Gündem

Memleketin hali ve yeniden Atatürk meselesi üzerine

Desen: Tan Oral

26 Eylül 2020 16:19

Ali Türer

Yaşadıklarımıza bakalım, birde muhalefetin gündemine göz atalım gelin bugün.

Sismik araştırma gemisinin peşine tam teçhizatlı dört savaş gemisi takıp Akdeniz'de petrol aramaya çıktık. Avrupa Birliği blöfü görüp yaptırım kararı vermek için gün belirleyince, tornistan edip Uluç Reisi bakıma çektik. Biz sorunları diyalogla çözme umdesine dönünce, Avrupa Birliği de yaptırım toplantısını erteleyiverdi. Sizce de bu savrulmada garip bir yan yok mu?

Reis işi biliyor. Dış politikada gözü kara milliyetçi hamleler yaptıkça, muhalefet arkasında hizaya giriveriyor, tecrübeyle sabit artık bu! Irak'ta, Suriye'de, Libya da böyle oldu. Ülkenin huzur ve istikrarına faydadan çok zarar getirecekmiş, Türkiye ile demokratik ülkeler arasındaki ilişkiler daha da bozulacakmış ne gam.

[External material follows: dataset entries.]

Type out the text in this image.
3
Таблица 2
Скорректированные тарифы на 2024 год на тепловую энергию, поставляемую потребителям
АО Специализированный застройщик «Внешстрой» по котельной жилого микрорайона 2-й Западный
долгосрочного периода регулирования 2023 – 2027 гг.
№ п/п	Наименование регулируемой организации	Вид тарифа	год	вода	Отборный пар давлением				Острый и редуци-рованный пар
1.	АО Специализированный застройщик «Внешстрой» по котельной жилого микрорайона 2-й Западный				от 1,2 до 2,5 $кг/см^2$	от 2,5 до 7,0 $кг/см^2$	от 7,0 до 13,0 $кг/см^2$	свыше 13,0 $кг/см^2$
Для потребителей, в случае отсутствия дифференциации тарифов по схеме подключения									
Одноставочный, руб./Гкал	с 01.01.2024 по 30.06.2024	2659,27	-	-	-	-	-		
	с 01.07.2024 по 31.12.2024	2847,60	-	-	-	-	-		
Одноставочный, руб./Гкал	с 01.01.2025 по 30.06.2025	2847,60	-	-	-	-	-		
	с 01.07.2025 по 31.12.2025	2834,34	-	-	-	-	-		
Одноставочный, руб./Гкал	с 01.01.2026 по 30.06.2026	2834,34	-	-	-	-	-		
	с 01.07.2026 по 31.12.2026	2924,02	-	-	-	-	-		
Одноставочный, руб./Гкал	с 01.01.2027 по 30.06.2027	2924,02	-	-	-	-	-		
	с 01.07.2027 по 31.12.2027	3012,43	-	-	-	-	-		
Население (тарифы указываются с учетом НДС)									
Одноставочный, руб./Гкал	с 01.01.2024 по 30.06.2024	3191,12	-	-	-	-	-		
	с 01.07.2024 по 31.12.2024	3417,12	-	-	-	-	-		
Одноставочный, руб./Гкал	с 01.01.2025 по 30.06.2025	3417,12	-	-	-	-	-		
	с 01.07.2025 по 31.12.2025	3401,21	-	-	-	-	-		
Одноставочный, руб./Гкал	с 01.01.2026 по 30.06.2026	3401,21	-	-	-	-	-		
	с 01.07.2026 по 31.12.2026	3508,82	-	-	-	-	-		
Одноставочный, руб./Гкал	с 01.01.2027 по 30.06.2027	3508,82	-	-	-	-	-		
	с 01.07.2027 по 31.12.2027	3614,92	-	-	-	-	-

Şu son Akdeniz macerası da muhalefeti hizaya sokma girişimiydi aslında. CHP muhalefet hattını nerede kurdu: Milli çıkarlardan "taviz verdiniz" de. "Adaları ablukaya alın", "Boğazları Yunanistan'a kapatın" diyenler bile çıktı. Kamuoyuna, "iktidar milli çıkarları koruyamıyor, biz ondan daha şahin oluruz gerekirse" mesajı verdiler.

Cumhurbaşkanı çıkarılmaya değecek, kârlı doğal gaz yataklarının Akdeniz'de sadece Libya ve Mısır kıyılarında olduğunu, bunların da uluslar üstü petrol konsorsiyumları tarafından çoktan paylaşıldığını bilmiyor mu? Tek adam rejimi ile yönetilen Türkiye'nin başta Amerika, Fransa, Yunanistan olmak üzere komşuları arasında gerginliği böylesine tırmandırmasının altında yatanın gerçekten de Akdeniz'de Türkiye'nin haklarını savunmak olduğunu mu düşünüyorsunuz?

Hal böyle olsaydı, öncelikle kıta sahanlığımızın üstünü ticari bölge olarak ilan etmek gerekmez miydi? Akdeniz'de hava atmaya, posta koymaya çıkacağınıza önce bunu yapaydınız, elinizi tutan mı var. Tabi bunun için, suları ticari olarak kullanabilecek akla, vizyona, donanıma sahip olmak lazım; bir de buna hazırlığınız olmalı. Lafla peynir gemisi yürümüyor, malum.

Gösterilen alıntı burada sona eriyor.